Report on analyzing network problem for DHS, Nov 14th
Summary
On Nov 13th, I was sent to Helijet, Victoria by Director Darren Hasselhoff for an emergency of the government offices in the Department of Human Service. The emergent problem was assumed as malware-leading hacking and attacking at first and perplexed me yesterday. However, today I figured out that the problem is caused by the factory defect of network cards in their computers and solved it, then I returned right after that.

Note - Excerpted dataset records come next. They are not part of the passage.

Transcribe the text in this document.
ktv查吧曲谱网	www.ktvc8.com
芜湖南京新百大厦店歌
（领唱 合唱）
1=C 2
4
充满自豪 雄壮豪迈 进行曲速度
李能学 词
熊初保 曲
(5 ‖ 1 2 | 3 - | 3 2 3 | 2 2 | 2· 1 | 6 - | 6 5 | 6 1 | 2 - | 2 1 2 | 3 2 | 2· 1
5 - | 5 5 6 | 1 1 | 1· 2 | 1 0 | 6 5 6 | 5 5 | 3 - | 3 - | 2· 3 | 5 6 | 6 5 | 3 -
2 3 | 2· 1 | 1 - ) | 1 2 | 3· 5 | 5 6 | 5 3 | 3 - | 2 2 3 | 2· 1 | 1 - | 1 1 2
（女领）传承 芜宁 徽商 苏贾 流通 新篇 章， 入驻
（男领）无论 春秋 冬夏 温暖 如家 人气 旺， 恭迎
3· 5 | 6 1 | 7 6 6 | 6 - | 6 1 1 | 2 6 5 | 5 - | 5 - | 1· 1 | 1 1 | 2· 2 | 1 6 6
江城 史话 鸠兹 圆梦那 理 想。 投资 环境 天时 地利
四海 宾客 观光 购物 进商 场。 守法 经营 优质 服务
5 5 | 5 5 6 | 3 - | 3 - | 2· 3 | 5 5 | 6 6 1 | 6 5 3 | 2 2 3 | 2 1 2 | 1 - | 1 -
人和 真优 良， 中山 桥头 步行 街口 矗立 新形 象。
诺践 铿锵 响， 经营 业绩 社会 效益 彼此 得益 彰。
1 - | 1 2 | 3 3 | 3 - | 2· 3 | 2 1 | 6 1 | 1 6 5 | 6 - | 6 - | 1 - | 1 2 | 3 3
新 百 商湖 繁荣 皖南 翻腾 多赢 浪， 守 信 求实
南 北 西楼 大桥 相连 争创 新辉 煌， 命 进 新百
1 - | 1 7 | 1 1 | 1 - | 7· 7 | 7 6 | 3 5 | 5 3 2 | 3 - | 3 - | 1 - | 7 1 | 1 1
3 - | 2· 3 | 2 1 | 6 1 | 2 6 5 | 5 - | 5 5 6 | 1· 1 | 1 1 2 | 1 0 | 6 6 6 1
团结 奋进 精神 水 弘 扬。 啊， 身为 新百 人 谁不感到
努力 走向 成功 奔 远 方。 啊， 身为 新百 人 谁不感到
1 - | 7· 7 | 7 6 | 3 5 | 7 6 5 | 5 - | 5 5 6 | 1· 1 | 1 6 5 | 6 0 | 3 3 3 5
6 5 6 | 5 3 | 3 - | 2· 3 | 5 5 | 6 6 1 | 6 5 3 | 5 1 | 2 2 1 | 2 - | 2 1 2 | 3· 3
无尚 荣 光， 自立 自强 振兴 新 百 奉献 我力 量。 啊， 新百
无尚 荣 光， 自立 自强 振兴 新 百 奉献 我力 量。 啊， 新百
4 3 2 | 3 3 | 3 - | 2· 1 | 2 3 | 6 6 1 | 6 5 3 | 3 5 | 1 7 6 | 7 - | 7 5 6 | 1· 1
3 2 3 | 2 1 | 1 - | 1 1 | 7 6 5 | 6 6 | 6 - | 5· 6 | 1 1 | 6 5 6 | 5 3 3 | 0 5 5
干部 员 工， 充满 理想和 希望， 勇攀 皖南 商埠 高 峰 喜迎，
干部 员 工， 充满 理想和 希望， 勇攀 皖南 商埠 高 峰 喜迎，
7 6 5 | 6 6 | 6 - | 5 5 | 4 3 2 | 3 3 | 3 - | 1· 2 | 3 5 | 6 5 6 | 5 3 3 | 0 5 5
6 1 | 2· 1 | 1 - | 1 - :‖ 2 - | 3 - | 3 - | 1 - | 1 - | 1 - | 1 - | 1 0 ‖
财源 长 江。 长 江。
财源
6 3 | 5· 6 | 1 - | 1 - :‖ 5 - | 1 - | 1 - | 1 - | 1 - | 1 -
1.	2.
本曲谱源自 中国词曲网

I recommend that we making choices of installing hardware more carefully.
Background
Yesterday morning DHS reported to us that they detected some extremely high data feeding from the network interface cards on some computer, like being downloading from outside the company, which may deal serious damage to the data security. They also found malwares in their computers. Therefore, Darren Hasselhoff arranged a helicopter to transport me to Helijet for DHS’s problem. I arrived there at about 12:35 AM.
Incident
In the first day I went DHS, Sissy Hofferer, DHS’s network administrator, described the detail of the problem: The Norton Symantec anti-virus and firewall detected two malware and deleted them, and then 13 of their new computers are flagged by security protocol as having incredible large amount of data being downloading. They considered this issue as an assaulting by hackers. When I started scanning, however, I actually found nothing had been downloaded from outside the company’s network, those malware are irrelevant and this firewall are unbroken.
My experience of maintaining told me that the problem is possibly related to the computers themselves, so today I tried to swap network cards between a compromised computer and a secure computer, as I did so, the different results of showing data downloading, swapped too. Then I totally confirmed the problem is about the network cards, solved it and came back to company.